In her dissenting opinion, Judge Karen Nelson Moore took a broader view of how the Federal Rules of Civil Procedure should be interpreted. She argued that the federal rules “were not written and have never been interpreted to manacle district courts that innovate within the Rules’ textual borders.” 2020 WL 5701916, at *9. While recognizing Justice Kagan’s famous statement that “we are all textualists now[,]” id. at *11 & n.8, the dissent said that “courts should contemplate a liberal reading [of the Federal Rules] that fulfills the Rules’ broader design and that does justice for the parties”—because, unlike statutes, where interpretation requires a court to decide what a different branch of government meant by the words it used, the Federal Rules are promulgated by the Supreme Court. Id. at *9. “This, in large measure, eliminates judicial threats to separation-of-powers and emancipates courts from traditional concerns surrounding statutory interpretation, such as deference to Congress.” Id. at *9. Giving multiple examples of cases in which the Supreme Court expanded upon, or added to, what the Federal Rules state, the dissent argued that appellate courts should “encourage liberal constructions of the Federal Rules of Civil Procedure” in multidistrict litigation, rather than constrict the district courts’ ability to develop creative procedures in large-scale, complex proceedings. Id. at *10-11. Indeed, even within the text of Rule 23, the dissent concluded there is a sufficient basis in Rule 23(e)’s reference to “a class proposed to be certified for purposes of settlement” to authorize the creation of a negotiation class because, in the dissent’s words, “negotiation is part and parcel of any class certified for settlement purposes.” 2020 WL 5701916, at *12.

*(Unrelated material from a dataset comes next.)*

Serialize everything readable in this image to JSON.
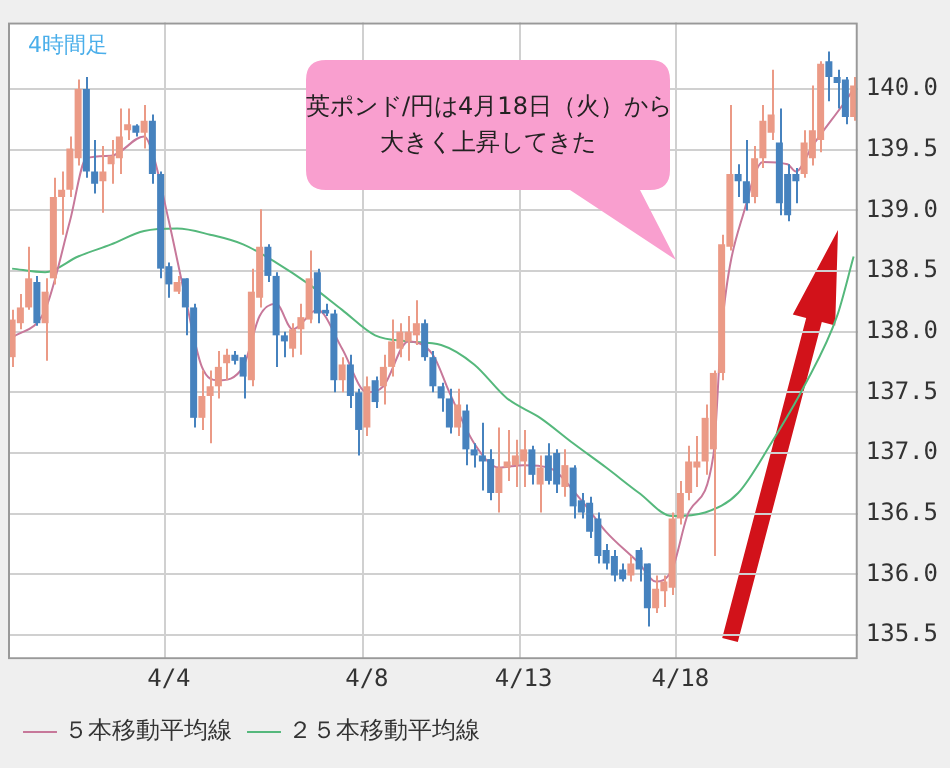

The availability of the negotiation class as an option may be less important in the types of class actions where the number of opt-outs is generally very low (e.g., consumer protection cases). But particularly in large multidistrict litigation, where hundreds or thousands of class members have filed their own lawsuits and it cannot be assumed that opt-outs will be few, the negotiation class could facilitate settlements. Given the importance of the issue in the Nat’l Prescription Opiate multidistrict litigation, it seems likely that the proponents of the negotiation class will seek en banc review in the Sixth Circuit.